Alarcon saw a few things last month – some were good, some were great, and some you can pass on. This is your ongoing summer viewing guide. There will be spoilers.
Pistol
F/X Networks
Starring: Toby Wallace, Anson Boon, Thomas Brodie-Sangster, Sydney Chandler
I’ve written (and deleted) several 1,000-word reviews on Pistol and they were all negative. How could they not be? Every scene of Danny Boyle’s reimagined take on the Sex Pistols is embellished and juiced for maximum pleasure. It’s a bummer if your kink is accuracy.
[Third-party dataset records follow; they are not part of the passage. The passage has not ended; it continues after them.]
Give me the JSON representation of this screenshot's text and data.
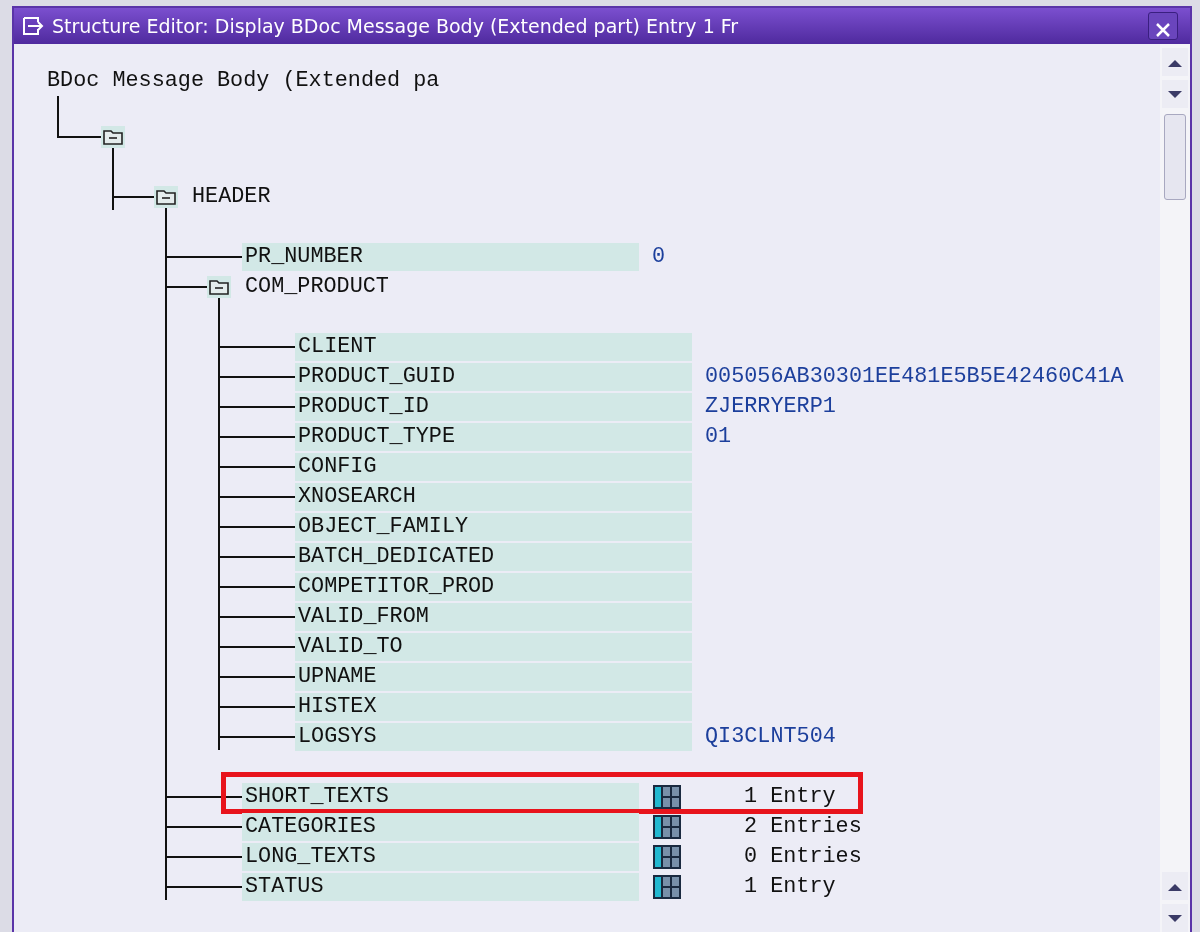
{
  "window": {
    "title": "Structure Editor: Display BDoc Message Body (Extended part) Entry 1 Fr"
  },
  "tree": {
    "label": "BDoc Message Body (Extended pa",
    "children": [
      {
        "kind": "folder",
        "children": [
          {
            "kind": "folder",
            "label": "HEADER",
            "children": [
              {
                "kind": "field",
                "label": "PR_NUMBER",
                "value": "0"
              },
              {
                "kind": "folder",
                "label": "COM_PRODUCT",
                "children": [
                  {
                    "kind": "field",
                    "label": "CLIENT"
                  },
                  {
                    "kind": "field",
                    "label": "PRODUCT_GUID",
                    "value": "005056AB30301EE481E5B5E42460C41A"
                  },
                  {
                    "kind": "field",
                    "label": "PRODUCT_ID",
                    "value": "ZJERRYERP1"
                  },
                  {
                    "kind": "field",
                    "label": "PRODUCT_TYPE",
                    "value": "01"
                  },
                  {
                    "kind": "field",
                    "label": "CONFIG"
                  },
                  {
                    "kind": "field",
                    "label": "XNOSEARCH"
                  },
                  {
                    "kind": "field",
                    "label": "OBJECT_FAMILY"
                  },
                  {
                    "kind": "field",
                    "label": "BATCH_DEDICATED"
                  },
                  {
                    "kind": "field",
                    "label": "COMPETITOR_PROD"
                  },
                  {
                    "kind": "field",
                    "label": "VALID_FROM"
                  },
                  {
                    "kind": "field",
                    "label": "VALID_TO"
                  },
                  {
                    "kind": "field",
                    "label": "UPNAME"
                  },
                  {
                    "kind": "field",
                    "label": "HISTEX"
                  },
                  {
                    "kind": "field",
                    "label": "LOGSYS",
                    "value": "QI3CLNT504"
                  }
                ]
              },
              {
                "kind": "table",
                "label": "SHORT_TEXTS",
                "count": "1 Entry",
                "highlighted": true
              },
              {
                "kind": "table",
                "label": "CATEGORIES",
                "count": "2 Entries",
                "highlighted": false
              },
              {
                "kind": "table",
                "label": "LONG_TEXTS",
                "count": "0 Entries",
                "highlighted": false
              },
              {
                "kind": "table",
                "label": "STATUS",
                "count": "1 Entry",
                "highlighted": false
              }
            ]
          }
        ]
      }
    ]
  }
}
(If you’re like me, you’ve read all of the Pistols’ band member autobiographies, and you’ve logged in hours upon hours of watching interviews and documentaries about this band. You’ve heard the Sex Pistols’ origin story from everyone’s angle: Malcolm McLaren, Viv Westwood, Richard Branson, Jamie Reid, Jordan, Chrissie Hynde… Their stories of the past don’t always align, but it’s easy to piece the facts together and develop a fairly accurate timeline of how the Sex Pistols lit England on fire only to burn out themselves three years later. If you’re also like me, upon its first viewing, Pistol is utterly disorienting and disappointing.)
Still, I kept reading positive, rave reviews of the six-episode miniseries, some from intelligent people with refined taste. So I watched Pistol again – my fourth viewing.
This time, I viewed the series as if it were written and directed by an excitable teenage fan-fiction writer with an unlimited budget who based their entire script on Steve Jones’ autobiography (Lonely Boy: Tales from a Sex Pistol, 2016). Each episode begins with a title card reminding us that it was “inspired by actual events,” but it should be read as a warning. I found that Pistol went down a lot easier when viewed with that frame of mind.
Yet for all of its convoluted tales and fabricated storylines, Pistol is a stunner to look at – Boyle hit the nail on the head there. There are moments during the live performances of those early Pistols bar gigs which Boyle recreated that look as if it’s real archival footage. Boyle also slips in samples of old film (such as 1969’s The Italian Job) along with stylized filters, which gives the entire production a subtle DIY sheen that didn’t seem forced.
If you can trick your brain into watching Pistol as a fictitious punk rock fairytale, you’ll get much more enjoyment out of this five-hour series. The thing is, the real Sex Pistols story doesn’t need to be exaggerated – the truth is far more interesting than anything Boyle could ever imagine.